For groups: Expect an immersion in flora and fauna like tree ferns, flying lemurs, and rainforest giants, such as the Damar Minyak and Rhu Bukit conifers. There are also thrills to be had, including a zipline course that allows elevated views of the rainforest canopy. You’ll also get to sample medicinal plants and wild ginger flowers. Night walks uncovering the foraging habits of nocturnal mammals, like the Sunday Colugo, add a novel element to the experience. Groups can host meetings in the 130-million-year-old rainforest or hold cocktail functions for up to 150 people at the treetop walk.


3 Gravityz
The lowdown: Part daredevil excursion, part leap of faith – in some cases literally – this hair-raising, spine-tingling adventure opened on the 65th floor of the Menara Komtar tower in George Town a little more than a year ago. It is a high-ropes challenge course taken to the extreme, with platforms, bridges and a zipline 240 metres above the ground given imposing names like X-Point, Z-Wire, and G-Rocky.

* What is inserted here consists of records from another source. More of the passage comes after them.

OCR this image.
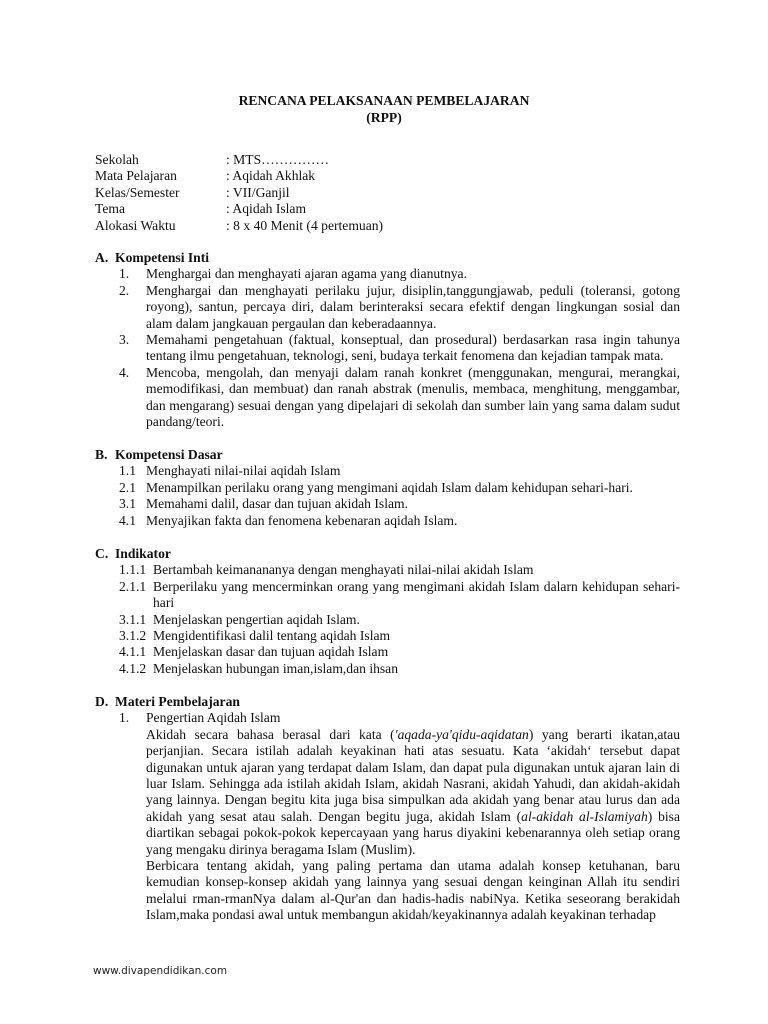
RENCANA PELAKSANAAN PEMBELAJARAN
(RPP)
Sekolah	: MTS……………
Mata Pelajaran	: Aqidah Akhlak
Kelas/Semester	: VII/Ganjil
Tema	: Aqidah Islam
Alokasi Waktu	: 8 x 40 Menit (4 pertemuan)
A. Kompetensi Inti
1. Menghargai dan menghayati ajaran agama yang dianutnya.
2. Menghargai dan menghayati perilaku jujur, disiplin,tanggungjawab, peduli (toleransi, gotong royong), santun, percaya diri, dalam berinteraksi secara efektif dengan lingkungan sosial dan alam dalam jangkauan pergaulan dan keberadaannya.
3. Memahami pengetahuan (faktual, konseptual, dan prosedural) berdasarkan rasa ingin tahunya tentang ilmu pengetahuan, teknologi, seni, budaya terkait fenomena dan kejadian tampak mata.
4. Mencoba, mengolah, dan menyaji dalam ranah konkret (menggunakan, mengurai, merangkai, memodifikasi, dan membuat) dan ranah abstrak (menulis, membaca, menghitung, menggambar, dan mengarang) sesuai dengan yang dipelajari di sekolah dan sumber lain yang sama dalam sudut pandang/teori.
B. Kompetensi Dasar
1.1 Menghayati nilai-nilai aqidah Islam
2.1 Menampilkan perilaku orang yang mengimani aqidah Islam dalam kehidupan sehari-hari.
3.1 Memahami dalil, dasar dan tujuan akidah Islam.
4.1 Menyajikan fakta dan fenomena kebenaran aqidah Islam.
C. Indikator
1.1.1 Bertambah keimanananya dengan menghayati nilai-nilai akidah Islam
2.1.1 Berperilaku yang mencerminkan orang yang mengimani akidah Islam dalarn kehidupan sehari-hari
3.1.1 Menjelaskan pengertian aqidah Islam.
3.1.2 Mengidentifikasi dalil tentang aqidah Islam
4.1.1 Menjelaskan dasar dan tujuan aqidah Islam
4.1.2 Menjelaskan hubungan iman,islam,dan ihsan
D. Materi Pembelajaran
1. Pengertian Aqidah Islam
Akidah secara bahasa berasal dari kata ('aqada-ya'qidu-aqidatan) yang berarti ikatan,atau perjanjian. Secara istilah adalah keyakinan hati atas sesuatu. Kata ‘akidah‘ tersebut dapat digunakan untuk ajaran yang terdapat dalam Islam, dan dapat pula digunakan untuk ajaran lain di luar Islam. Sehingga ada istilah akidah Islam, akidah Nasrani, akidah Yahudi, dan akidah-akidah yang lainnya. Dengan begitu kita juga bisa simpulkan ada akidah yang benar atau lurus dan ada akidah yang sesat atau salah. Dengan begitu juga, akidah Islam (al-akidah al-Islamiyah) bisa diartikan sebagai pokok-pokok kepercayaan yang harus diyakini kebenarannya oleh setiap orang yang mengaku dirinya beragama Islam (Muslim).
Berbicara tentang akidah, yang paling pertama dan utama adalah konsep ketuhanan, baru kemudian konsep-konsep akidah yang lainnya yang sesuai dengan keinginan Allah itu sendiri melalui rman-rmanNya dalam al-Qur'an dan hadis-hadis nabiNya. Ketika seseorang berakidah Islam,maka pondasi awal untuk membangun akidah/keyakinannya adalah keyakinan terhadap
www.divapendidikan.com
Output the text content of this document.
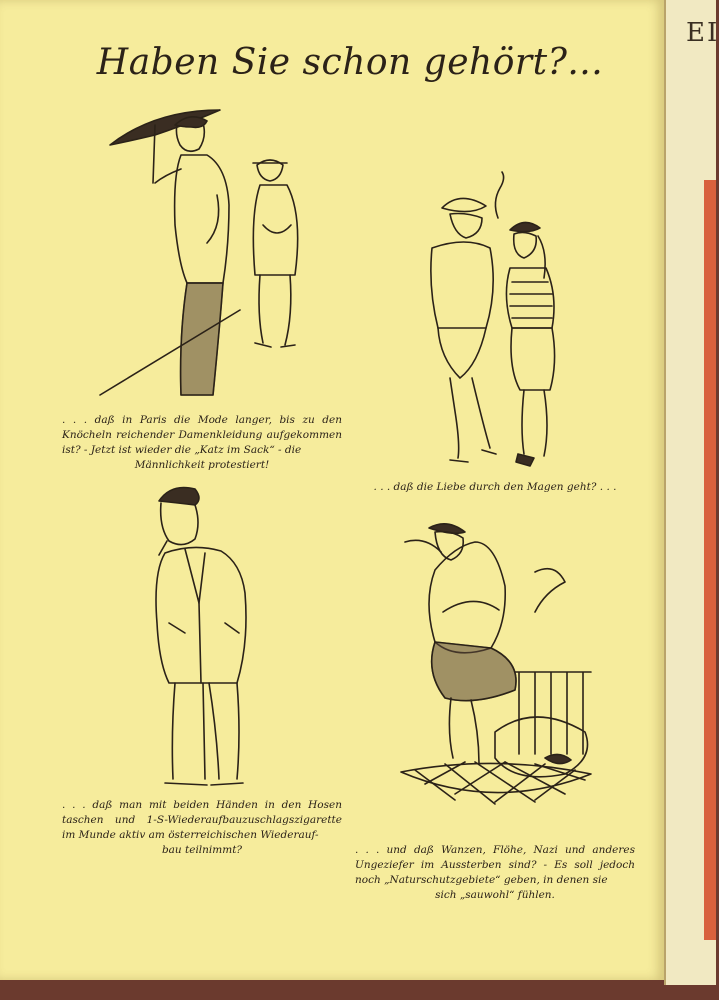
Haben Sie schon gehört?...
. . . daß in Paris die Mode langer, bis zu den Knöcheln reichender Damenkleidung aufgekommen ist? - Jetzt ist wieder die „Katz im Sack“ - die
Männlichkeit protestiert!
. . . daß die Liebe durch den Magen geht? . . .
. . . daß man mit beiden Händen in den Hosen taschen und 1-S-Wiederaufbauzuschlagszigarette im Munde aktiv am österreichischen Wiederauf-
bau teilnimmt?	. . . und daß Wanzen, Flöhe, Nazi und anderes Ungeziefer im Aussterben sind? - Es soll jedoch noch „Naturschutzgebiete“ geben, in denen sie
sich „sauwohl“ fühlen.
EI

For groups: Not for the fainthearted or those scared of heights, this is a great way to push your team’s limits while members build confidence. Courses are broken up into one-hour time slots, with the first half taken up with preparation and a safety briefing, the second half out in the elements strapped onto wires and points with safety harnesses and cables. Participants in groups of 10 are entitled to discounted admissions, but this requires scheduling at least two weeks in advance.

4 Food Tour Penang
The lowdown: Considered the food capital of Malaysia, Penang lures ravenous foodies from across Asia for its scintillating street fare. During the brunch and dinner tours offered by Food Tour Penang, guests will not only eat what locals get to enjoy every day, but also learn about the diversity of the food, customs, and culture of the ethnic and religious groups that call George Town home.

For groups: This is a personal experience, so groups are kept small, a maximum of eight people, accompanied by a guide and transported in an air-conditioned car. Guests will see food prepared the traditional way, and sample the city’s famed Assam laksa soup, the noodle dish char kway teow, and the dessert chendol. With four to five stops per tour, expect the full food experience.


5 Pinang Peranakan Mansion
The lowdown: A fascinating window onto the rich customs and opulent lifestyles of the Peranakan – descendants of Chinese that married local Malays during the time of the British – also known as Babas (for men) and Nyonyas (for women). Here, a typical home of a rich Baba from a century ago is recreated to show modern-day visitors how the community lived, with more than a 1,000 antiques and collectibles from the era proudly exhibited.

For groups: Groups can also rent the venue in the evenings for dinners or events, with a maximum head count of 150. Entertainment might include traditional dancers (audience participation is encouraged), a re-enactment of a lavish Baba-Nyonya wedding, and a tour of the mansion led by the museum director.